Al di là della questione, invero, non dirimente se la norma possa intendersi come interpretativa, occorre sottolineare come la stessa non abbia altra funzione se non quella di determinare l'esito del contenzioso giudiziale aperto (parzialmente deifnito con sentenze passate in giudicato ma in gran parte ancora pendente) avente ad oggetto le domande di prestazioni pensionistiche da parte di iscritti agli enti previdenziali privatizzati di cui al d.lgs. n. 509/94 e 103/96.
 
D'altronde, ove alcun dubbio fosse sorto in merito alla legittimità delle delibere regolamentari oggetto di questo duplice intervento normativo (peraltro sempre nel contesto di Leggi Finanziarie e mediante proposte di emendamento al relativo disegno di legge), non avrebbe avuto alcun senso introdurre una  norma di sanatoria.
 
Visto, dunque, che la sanatoria, ove interpretata in senso retroattivo, e, cioè, nel senso che gli atti e i regolamenti già adottati si intendono legittimi ab origine, determinerebbe, per volontà d'imperio del Legislatore, le sorti del contenzioso che, allo stato attuale, almeno dinanzi alla Corte di Cassazione, ha visto gli enti previdenziali dei professionisti sempre soccombenti, non potrebbe non dubitarsi della sua legittimità costituzionale ai sensi del combinato disposto dell'art. 117 cost e dell'art. 6 della CEDU.
 
Occorre, infatti, al riguardo ricordare in relazione a una sovrapponibile vicenda caratterizzata dall'introduzione in finanziaria di una norma di interpretazione avente l'effetto di definire i procedimenti giurisdizionali pendenti ( si trattava dell'art. 1, comma 777 della L. n. 296 del 2007 - sempre la stessa Finanziaria!), la Corte EDU ha espresso i seguenti principi:
 
- benchè non sia precluso al legislatore disciplinare, mediante nuove disposizioni retroattive, diritti derivanti da leggi in vigore, il principio della preminenza del diritto e la nozione di processo equo contenuti nell'art. 6 precludono, tranne che per impellenti motivi di interesse generale, l'interferenza del legislatore nell'amministrazione della giustizia con il proposito di influenzare la determinazione giudiziaria di una controversia (p. 43);
 
- benchè le regole pensionistiche previste dalla legge possano cambiare e non si possa fare affidamento su una sentenza come garanzia contro tali cambiamenti in futuro, anche se tali cambiamenti sono svantaggiosi per alcuni beneficiari di prestazioni previdenziali, lo Stato non può interferire in modo arbitrario nella procedura giudiziaria (p. 43);
 
- nel caso in esame, la legge ha escluso espressamente dal suo ambito di applicazione le sentenze diventate irrevocabili (trattamenti pensionistici già liquidati) e ha fissato retroattivamente i termini delle controversie davanti ai tribunali ordinari.

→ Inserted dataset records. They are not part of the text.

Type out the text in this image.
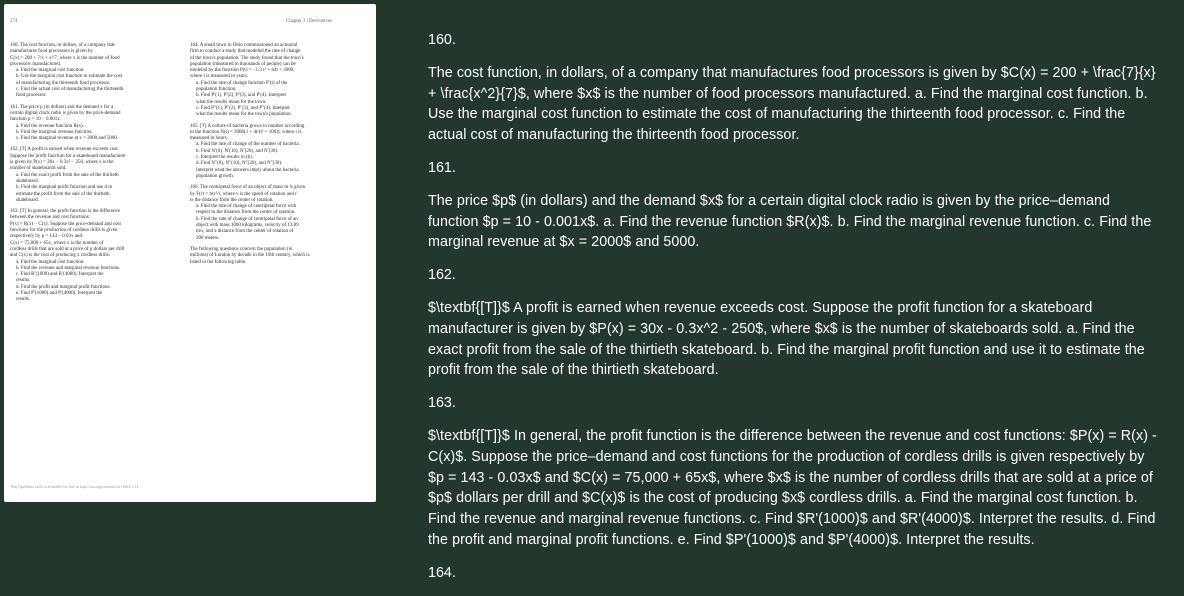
274	Chapter 3 | Derivatives
160. The cost function, in dollars, of a company that
manufactures food processors is given by
C(x) = 200 + 7/x + x²/7, where x is the number of food
processors manufactured.
a. Find the marginal cost function.
b. Use the marginal cost function to estimate the cost
of manufacturing the thirteenth food processor.
c. Find the actual cost of manufacturing the thirteenth
food processor.
161. The price p (in dollars) and the demand x for a
certain digital clock radio is given by the price-demand
function p = 10 − 0.001x.
a. Find the revenue function R(x).
b. Find the marginal revenue function.
c. Find the marginal revenue at x = 2000 and 5000.
162. [T] A profit is earned when revenue exceeds cost.
Suppose the profit function for a skateboard manufacturer
is given by P(x) = 30x − 0.3x² − 250, where x is the
number of skateboards sold.
a. Find the exact profit from the sale of the thirtieth
skateboard.
b. Find the marginal profit function and use it to
estimate the profit from the sale of the thirtieth
skateboard.
163. [T] In general, the profit function is the difference
between the revenue and cost functions:
P(x) = R(x) − C(x). Suppose the price-demand and cost
functions for the production of cordless drills is given
respectively by p = 143 − 0.03x and
C(x) = 75,000 + 65x, where x is the number of
cordless drills that are sold at a price of p dollars per drill
and C(x) is the cost of producing x cordless drills.
a. Find the marginal cost function.
b. Find the revenue and marginal revenue functions.
c. Find R′(1000) and R′(4000). Interpret the
results.
d. Find the profit and marginal profit functions.
e. Find P′(1000) and P′(4000). Interpret the
results.
164. A small town in Ohio commissioned an actuarial
firm to conduct a study that modeled the rate of change
of the town's population. The study found that the town's
population (measured in thousands of people) can be
modeled by the function P(t) = −1/3 t³ + 64t + 3000,
where t is measured in years.
a. Find the rate of change function P′(t) of the
population function.
b. Find P′(1), P′(2), P′(3), and P′(4). Interpret
what the results mean for the town.
c. Find P″(1), P″(2), P″(3), and P″(4). Interpret
what the results mean for the town's population.
165. [T] A culture of bacteria grows in number according
to the function N(t) = 3000(1 + 4t/(t² + 100)), where t is
measured in hours.
a. Find the rate of change of the number of bacteria.
b. Find N′(0), N′(10), N′(20), and N′(30).
c. Interpret the results in (b).
d. Find N″(0), N″(10), N″(20), and N″(30).
Interpret what the answers imply about the bacteria
population growth.
166. The centripetal force of an object of mass m is given
by F(r) = mv²/r, where v is the speed of rotation and r
is the distance from the center of rotation.
a. Find the rate of change of centripetal force with
respect to the distance from the center of rotation.
b. Find the rate of change of centripetal force of an
object with mass 1000 kilograms, velocity of 13.89
m/s, and a distance from the center of rotation of
200 meters.
The following questions concern the population (in
millions) of London by decade in the 19th century, which is
listed in the following table.
This OpenStax book is available for free at http://cnx.org/content/col11964/1.12
160.
The cost function, in dollars, of a company that manufactures food processors is given by $C(x) = 200 + \frac{7}{x} + \frac{x^2}{7}$, where $x$ is the number of food processors manufactured. a. Find the marginal cost function. b. Use the marginal cost function to estimate the cost of manufacturing the thirteenth food processor. c. Find the actual cost of manufacturing the thirteenth food processor.
161.
The price $p$ (in dollars) and the demand $x$ for a certain digital clock radio is given by the price–demand function $p = 10 - 0.001x$. a. Find the revenue function $R(x)$. b. Find the marginal revenue function. c. Find the marginal revenue at $x = 2000$ and 5000.
162.
$\textbf{[T]}$ A profit is earned when revenue exceeds cost. Suppose the profit function for a skateboard manufacturer is given by $P(x) = 30x - 0.3x^2 - 250$, where $x$ is the number of skateboards sold. a. Find the exact profit from the sale of the thirtieth skateboard. b. Find the marginal profit function and use it to estimate the profit from the sale of the thirtieth skateboard.
163.
$\textbf{[T]}$ In general, the profit function is the difference between the revenue and cost functions: $P(x) = R(x) - C(x)$. Suppose the price–demand and cost functions for the production of cordless drills is given respectively by $p = 143 - 0.03x$ and $C(x) = 75,000 + 65x$, where $x$ is the number of cordless drills that are sold at a price of $p$ dollars per drill and $C(x)$ is the cost of producing $x$ cordless drills. a. Find the marginal cost function. b. Find the revenue and marginal revenue functions. c. Find $R'(1000)$ and $R'(4000)$. Interpret the results. d. Find the profit and marginal profit functions. e. Find $P'(1000)$ and $P'(4000)$. Interpret the results.
164.
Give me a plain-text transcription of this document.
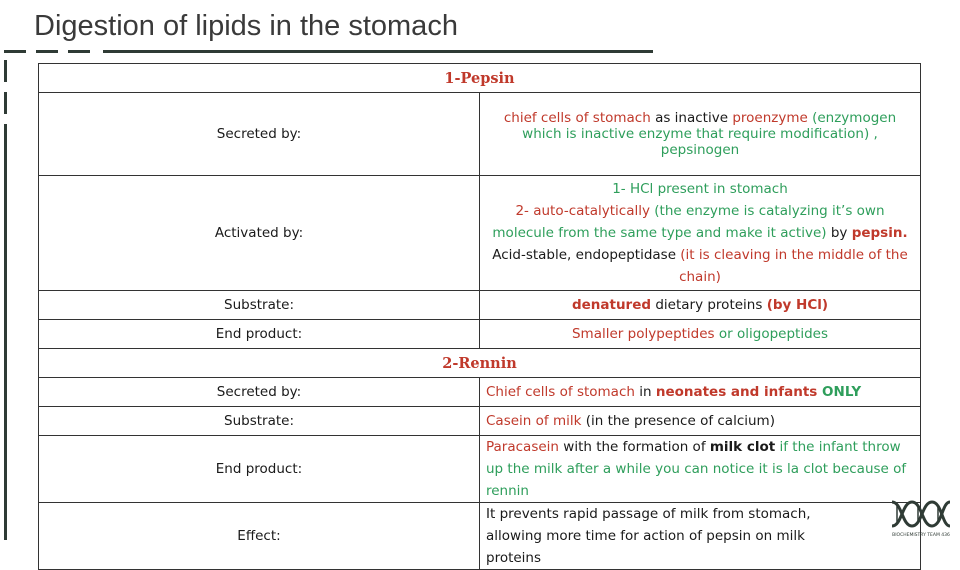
Digestion of lipids in the stomach
1-Pepsin	
Secreted by:	chief cells of stomach as inactive proenzyme (enzymogen which is inactive enzyme that require modification) , pepsinogen
Activated by:	1- HCl present in stomach
2- auto-catalytically (the enzyme is catalyzing it’s own molecule from the same type and make it active) by pepsin.
Acid-stable, endopeptidase (it is cleaving in the middle of the chain)

Substrate:	denatured dietary proteins (by HCl)
End product:	Smaller polypeptides or oligopeptides
2-Rennin	
Secreted by:	Chief cells of stomach in neonates and infants ONLY
Substrate:	Casein of milk (in the presence of calcium)
End product:	Paracasein with the formation of milk clot if the infant throw up the milk after a while you can notice it is la clot because of rennin
Effect:	It prevents rapid passage of milk from stomach, allowing more time for action of pepsin on milk proteins
BIOCHEMISTRY TEAM 436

Invero la promulgazione della L. n. 296 del 2006, mentre i procedimenti erano pendenti, in realtà ricadeva sul merito delle controversie, e la sua applicazione da parte dei vari tribunali ordinari ha privato di rilievo, per un intera categoria di persone che si trovavano nella posizione dei ricorrenti, la prosecuzione del giudizio. Perciò, la legge aveva l'effetto di modificare definitivamente l'esito del giudizio pendente, nel quale lo Stato era parte, approvando la posizione dello Stato a svantaggio dei ricorrenti (p. 44);
 
- al fine di determinare se vi è stato un motivo impellente di interesse generale in grado di giustificare tale misura, il rispetto della preminenza del diritto e delle regole del processo equo impone che le ragioni addotte per giustificare tale misura siano valutate con il massimo grado di cautela possibile (p. 45);
 
- considerazioni di carattere finanziario non possono, da sole, giustificare che il legislatore si sostituisca al giudice al fine di risolvere le controversie (p. 47);
 
Ora, nel caso di specie, appare evidente che la norma, non incidendo nella sostanza sulla disciplina dei trattamenti previdenziali, ma rendendo legittima la normativa regolamentare sino ad oggi costantemente disapplicata dai giudici di legittimità (in quanto ritenuta in contrasto con la fonte primaria costituita dall'art. 3 comma 12 della l. n. 335 del 1995) non ha altro scopo se non quello di paralizzare il contenzioso pendente e quello futuro.
 
E se così è, e non si vede come così potrebbe non essere, la norma contrasta con l'art. 117 cost in combinato disposto con l'art. 6 della CEDU in quanto il legislatore, come chiarito dalla Corte dei Diritti dell'Uomo, non può interferire  nell'amministrazione della giustizia con il proposito di influenzare la determinazione giudiziaria di una controversia, tranne che per impellenti motivi di interesse generale.
 
A tale ultimo riguardo va poi ricordato che, al fine di determinare se vi è stato un motivo impellente di interesse generale in grado di giustificare tale misura, il rispetto della preminenza del diritto e delle regole del processo equo impone che le ragioni addotte per giustificare tale misura siano valutate con il massimo grado di cautela possibile e che considerazioni di carattere finanziario non possono, da sole, giustificare che il legislatore si sostituisca al giudice al fine di risolvere le controversie.
 
Stante, dunque, la palese incostituzionalità della norma ove interpretata in senso retroattivo e la necessità di una rimessione alla Corte Costituzionalità, occorre verificare se sia percorribile la via di un'interpretazione costituzionalmente conforme.
 
Orbene, ove la norma di cui al comma 488 della l. n 147/2013 sia interpretata come una sanatoria ex nunc dei regolamenti e degli atti adottati dagli enti previdenziali privatizzati entro il 31.12.2006, essa, pur criticabile sotto molti profili, potrebbe sottrarsi agli altrimenti ineludibili vizi sopra enunciati.
 
Il legislatore avrebbe, in sostanza, legificato, con decorrenza dall'1.1.2014 tutti gli atti e i regolamenti adottati dagli enti previdenziali privatizzati entro il 31.12.2006 se diretti alla sostenibilità di lungo periodo.
 
Ne conseguirebbe che, per i pensionamenti attuati entro il 31.12.2013, i regolamenti emanati entro il 31.12.2006 continuerebbero ad essere valutati sulla base delle fonti primarie di riferimento (cfr. art. 3 comma 12 della l. n. 335 del 1995) mentre, per i pensionamenti attuati a decorrere dall'1.1.2014, la fonte di riferimento sarebbe da considerare la combinazione dei predetti regolamenti con la norma di sanatoria di cui all'art. 1 comma 488 della l. n. 147 del 2007.
 
E' di tutta evidenza come tale interpretazione consentirebbe di evitare che la norma di sanatoria in questione si sovrapponga al contenzioso pendente determinandone l'esito, con la già evidenziata violazione degli artt. 117 cost e 6 CEDU.
 
A questo punto non resta che attendere le prime decisioni dei giudici.